A week after the wedding, Morgan developed an exaggerated fear that telling Mohammed he would leave might actually kill him.
I have just been writing a ghastly letter to him . . . telling him it is unlikely I shall be in Egypt much longer. They are bound to move us. The breakup of Turkey leaves Alexandria nothing to do . . . I understand A’s psychology but not his physiology and I tremble lest it have at such a time a bad effect—the mixup of his marriage and illness and then me coming on the top.
To Morgan’s relief, marriage made Mohammed feel serene, happy, and manly, as if he “was scarcely in the world before.” And a doctor, paid for by Morgan, told him, “[h]e has not actually got consumption—is on the verge.” Even better, “Our relationship just doesn’t change. He wants me to stop with him. I shall once again before I go.”
In mid-November, just after the Armistice, Morgan traveled again to Mohammed’s home in Mansourah to meet his new wife. The arrangements were entirely unorthodox and to Morgan “the first twelve hours of my visit were as perfect as I have known.” The only disquieting fact was that Mohammed, though “fatter,” still felt ill. Morgan massaged him to sleep, but he awoke with terrible itching, and Gamila took over.

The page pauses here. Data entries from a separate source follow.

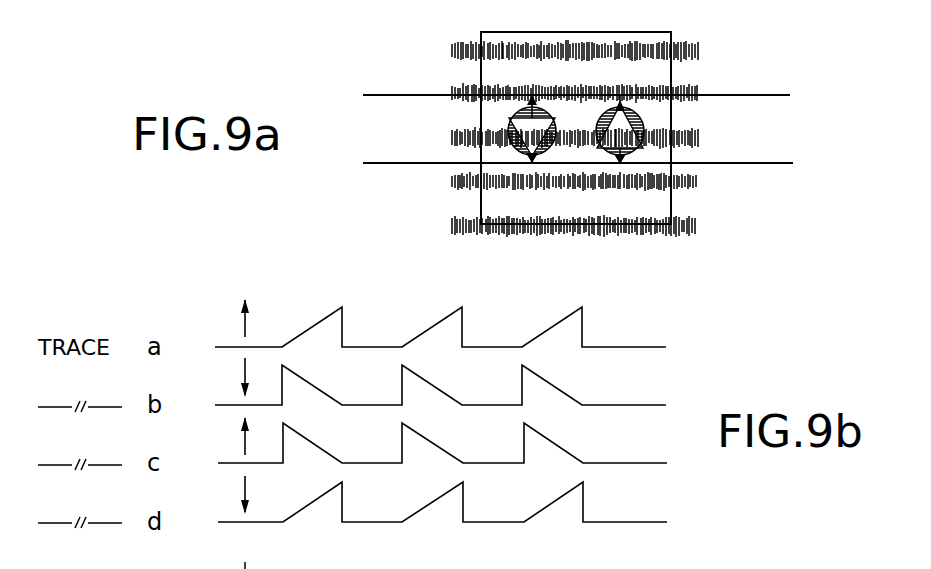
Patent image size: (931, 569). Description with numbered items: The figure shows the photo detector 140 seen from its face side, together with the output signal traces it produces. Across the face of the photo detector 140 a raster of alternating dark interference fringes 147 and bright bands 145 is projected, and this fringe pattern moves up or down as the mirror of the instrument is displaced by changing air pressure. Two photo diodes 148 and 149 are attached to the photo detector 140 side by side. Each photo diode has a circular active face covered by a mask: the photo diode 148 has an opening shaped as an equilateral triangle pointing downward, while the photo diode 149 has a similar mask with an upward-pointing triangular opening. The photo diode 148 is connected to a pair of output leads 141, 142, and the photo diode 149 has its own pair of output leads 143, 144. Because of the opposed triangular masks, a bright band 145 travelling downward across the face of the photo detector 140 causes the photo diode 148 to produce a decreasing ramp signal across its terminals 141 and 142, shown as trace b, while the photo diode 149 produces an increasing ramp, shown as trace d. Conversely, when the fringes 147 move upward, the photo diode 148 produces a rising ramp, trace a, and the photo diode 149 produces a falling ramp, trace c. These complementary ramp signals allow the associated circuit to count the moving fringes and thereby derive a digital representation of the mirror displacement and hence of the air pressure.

In FIG. 9a, the photo detector 140 is at (633, 32).
In FIG. 9a, the output lead 141 is at (474, 96).
In FIG. 9a, the output lead 142 is at (470, 164).
In FIG. 9a, the output lead 143 is at (725, 96).
In FIG. 9a, the output lead 144 is at (728, 162).
In FIG. 9a, the bright band 145 is at (465, 70).
In FIG. 9a, the interference fringes 147 is at (697, 85).
In FIG. 9a, the photo diode 148 is at (510, 125).
In FIG. 9b, the photo diode 148 is at (424, 352).
In FIG. 9a, the photo diode 149 is at (644, 118).
In FIG. 9b, the photo diode 149 is at (425, 469).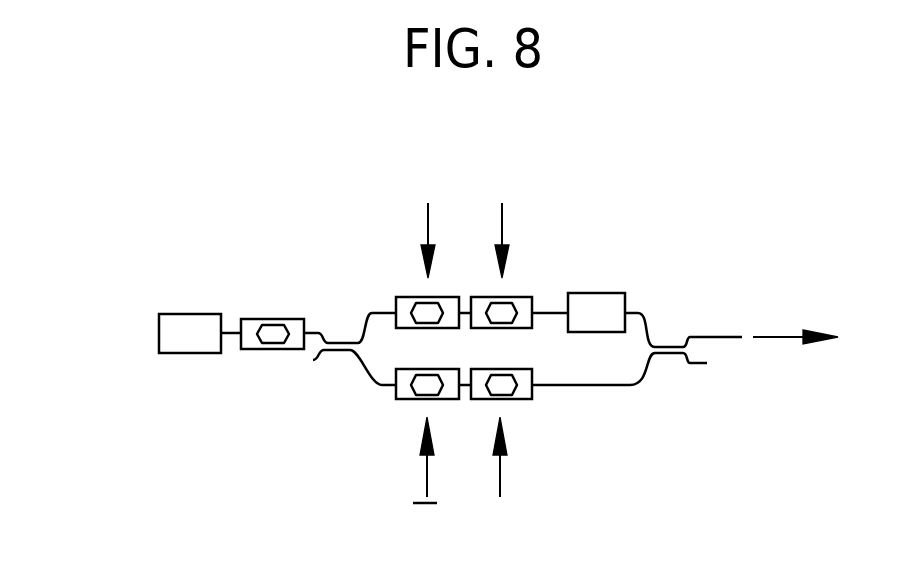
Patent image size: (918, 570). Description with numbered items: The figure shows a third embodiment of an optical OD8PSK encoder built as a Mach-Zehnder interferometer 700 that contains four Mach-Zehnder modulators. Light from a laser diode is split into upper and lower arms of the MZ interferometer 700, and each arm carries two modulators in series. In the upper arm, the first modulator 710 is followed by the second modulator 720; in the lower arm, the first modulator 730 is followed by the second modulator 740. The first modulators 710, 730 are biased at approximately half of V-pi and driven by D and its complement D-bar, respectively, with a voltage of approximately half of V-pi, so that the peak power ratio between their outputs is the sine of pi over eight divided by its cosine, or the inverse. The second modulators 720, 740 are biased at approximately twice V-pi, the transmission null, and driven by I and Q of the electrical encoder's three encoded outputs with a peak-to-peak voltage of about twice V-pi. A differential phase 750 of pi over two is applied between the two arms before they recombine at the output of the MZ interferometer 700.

The MZ interferometer 700 is at (168, 131).
The first modulator, upper arm 710 is at (418, 297).
The second modulator, upper arm 720 is at (522, 297).
The first modulator, lower arm 730 is at (400, 398).
The second modulator, lower arm 740 is at (530, 398).
The differential phase 750 is at (619, 292).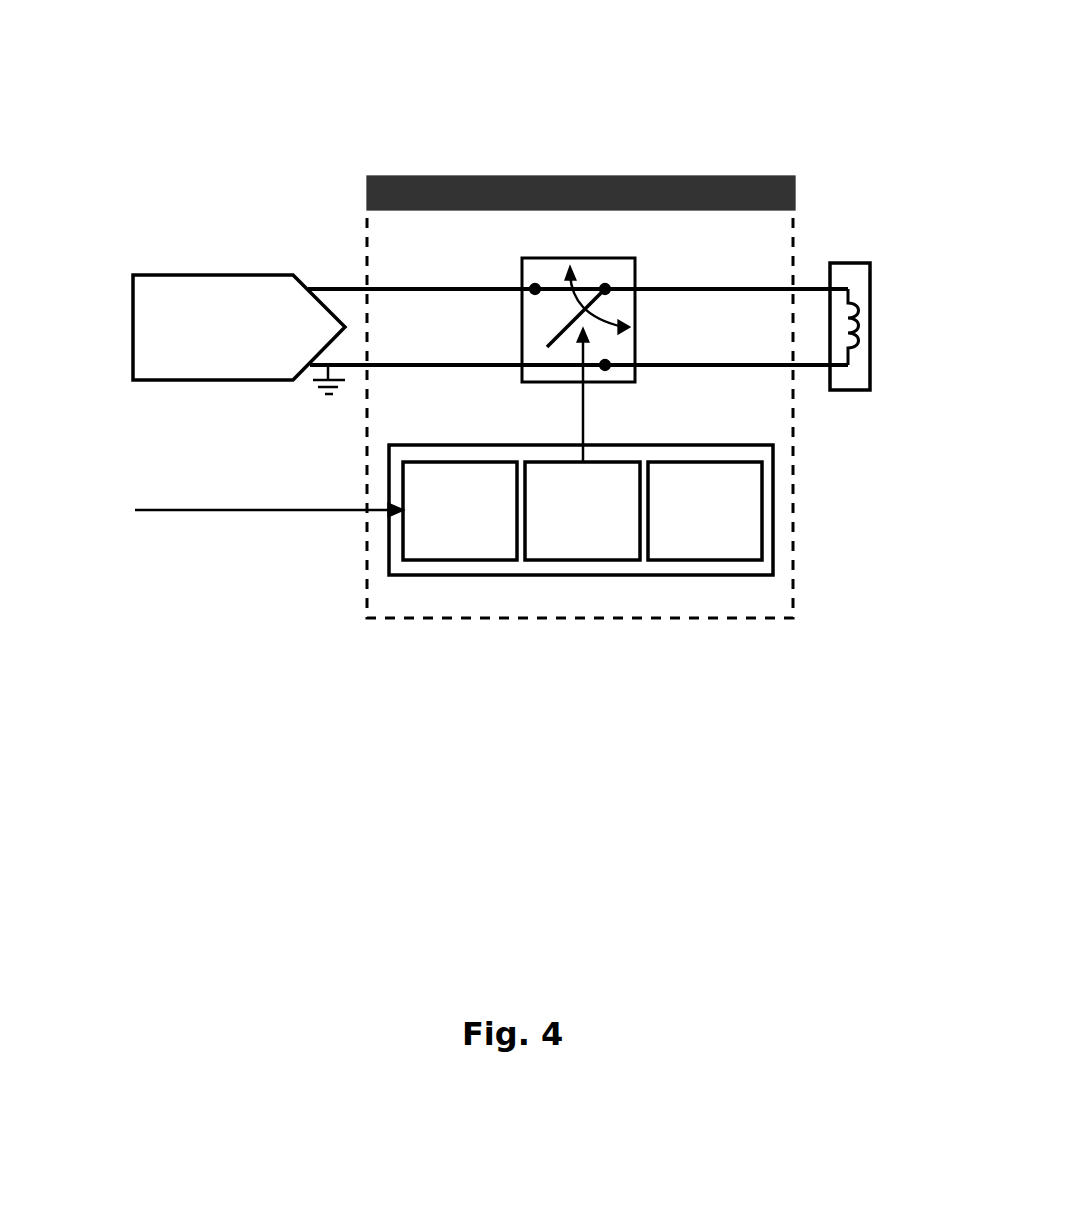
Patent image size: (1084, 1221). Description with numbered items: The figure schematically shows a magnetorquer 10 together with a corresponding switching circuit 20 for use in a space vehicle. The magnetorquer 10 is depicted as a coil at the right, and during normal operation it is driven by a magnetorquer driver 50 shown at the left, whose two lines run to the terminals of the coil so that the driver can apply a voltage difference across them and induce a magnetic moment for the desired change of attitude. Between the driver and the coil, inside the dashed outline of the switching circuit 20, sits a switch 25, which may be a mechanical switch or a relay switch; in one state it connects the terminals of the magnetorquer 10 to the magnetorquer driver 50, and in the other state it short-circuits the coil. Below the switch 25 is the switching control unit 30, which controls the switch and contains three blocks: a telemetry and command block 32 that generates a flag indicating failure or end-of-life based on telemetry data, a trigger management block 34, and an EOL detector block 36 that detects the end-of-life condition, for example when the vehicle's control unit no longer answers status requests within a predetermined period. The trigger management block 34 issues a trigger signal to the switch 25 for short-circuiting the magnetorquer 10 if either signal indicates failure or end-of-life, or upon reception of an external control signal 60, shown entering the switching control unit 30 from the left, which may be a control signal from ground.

The magnetorquer 10 is at (850, 261).
The switching circuit 20 is at (767, 621).
The switch 25 is at (577, 258).
The switching control unit 30 is at (400, 578).
The telemetry and command block 32 is at (460, 562).
The trigger management block 34 is at (587, 562).
The EOL detector block 36 is at (707, 562).
The magnetorquer driver 50 is at (215, 272).
The external control signal 60 is at (150, 508).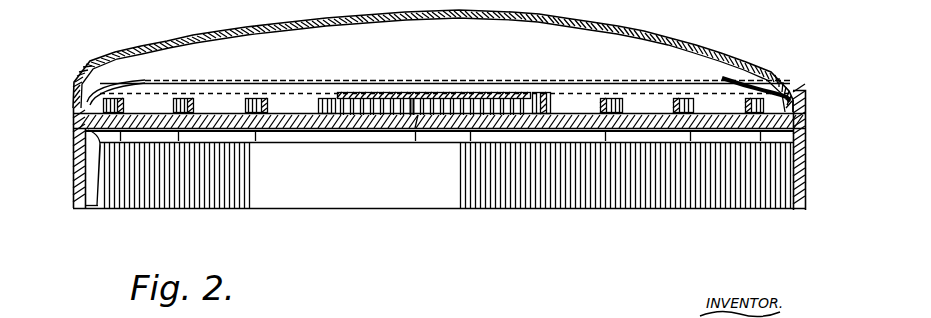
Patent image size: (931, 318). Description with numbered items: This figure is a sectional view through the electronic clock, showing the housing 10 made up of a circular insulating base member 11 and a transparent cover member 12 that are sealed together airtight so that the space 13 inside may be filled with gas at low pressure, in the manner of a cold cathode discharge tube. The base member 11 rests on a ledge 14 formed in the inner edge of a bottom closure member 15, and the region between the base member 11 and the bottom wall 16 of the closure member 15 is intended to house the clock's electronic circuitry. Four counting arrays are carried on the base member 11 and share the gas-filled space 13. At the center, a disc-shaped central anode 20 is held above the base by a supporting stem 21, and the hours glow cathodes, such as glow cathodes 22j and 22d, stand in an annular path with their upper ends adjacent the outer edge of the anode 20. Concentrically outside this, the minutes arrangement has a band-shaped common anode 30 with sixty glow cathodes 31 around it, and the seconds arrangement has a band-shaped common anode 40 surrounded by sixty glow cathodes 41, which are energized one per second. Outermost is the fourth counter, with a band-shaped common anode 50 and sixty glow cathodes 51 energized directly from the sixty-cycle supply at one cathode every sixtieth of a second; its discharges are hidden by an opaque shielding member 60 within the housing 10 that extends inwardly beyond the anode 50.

Morgan crashed the honeymoon by invitation, but the visit was a severe breach of local custom. The companionship of a European with a married man was unthinkable, and Morgan realized that Mohammed had made “more sacrifices for me than I ever had for him.” Gamila herself stayed out of the way except for “glimpses.” Morgan liked her a great deal, though the Egyptian form of marriage seemed as strange to him as (no doubt) Forster’s presence must have seemed to her. “She is like some tame and pretty country animal, and he will be kind to her as all, but the idea of companionship seems never to have entered his head. It is queer even to me, who know the East a little . . . At present he regards her alternately as a [play—scratched out] comfort and a financial anxiety.”
Mohammed had moved to the larger part of the house, much nicer, and with a capital loan of seventy pounds from Morgan, set up as a cotton broker, “buying cotton from the country people & selling it to the dealers.” A second visit in late January 1919 confirmed Morgan’s sense that Mohammed was happily settled in his marriage. This time he brought the gift of an inlaid wooden box to the stunned Gamila, and he and Mohammed took turns teasing her by exaggerating its cost. “God help the man—he must be mad,” she exclaimed, hearing one estimate. But neither man admitted to the lie: it was a shared secret. Choosing presents for Florence’s children—a hat, some small tin whistles—Mohammed offered a startling suggestion. “Why not take them costlier gifts? Why not take them a pair of Egyptians?” Morgan wished he could. Was it possible to transplant what they had grown together? It seemed unthinkable, an even greater fantasy than Maurice and Alec in the greenwood.
The wedding offered one advantage: now he could tell Lily about the marriage of a new Egyptian friend. Fit and happy, Mohammed followed Morgan back to Alexandria to see him off to the ship, promising to stay in touch. Three eventful years! As he sailed off, Morgan was officially separated from his Red Cross service. And though neither she nor her husband knew it yet, Gamila was already pregnant with a son they would name Morgan.
8
“Do Not Forget Your Ever Friend”
Three years later Morgan took up his pen to dedicate a little notebook:
To Mohammed el Adl,
who died at Mansourah shortly
after the 8th of May, 1922,
aged about twenty three: of consumption;
his mother, father, brother, and son
died before him: his daughter has
died since, his widow is said to
have married again:
and to my love for him.
August 5th 1922.
He gathered up ephemera: several small studio photographs of his lover, a ticket stub from their first tram ride together, and a pathetic little packet comprising all of Mohammed’s letters to him. Each day he walked alone at Chertsey Mead, the watermeadows a mile from Harnham, pausing at the entrance stile to slip on the ring Mohammed’s widow had sent him—a circle of gold set with a cheap red stone. Each night he slept with the ring under his pillow. “I am sure that I could have lived with him had he been in occupation and good health,” Morgan wrote to Florence. But now that dream was dead. Save for this little trove Mohammed was completely erased from the world.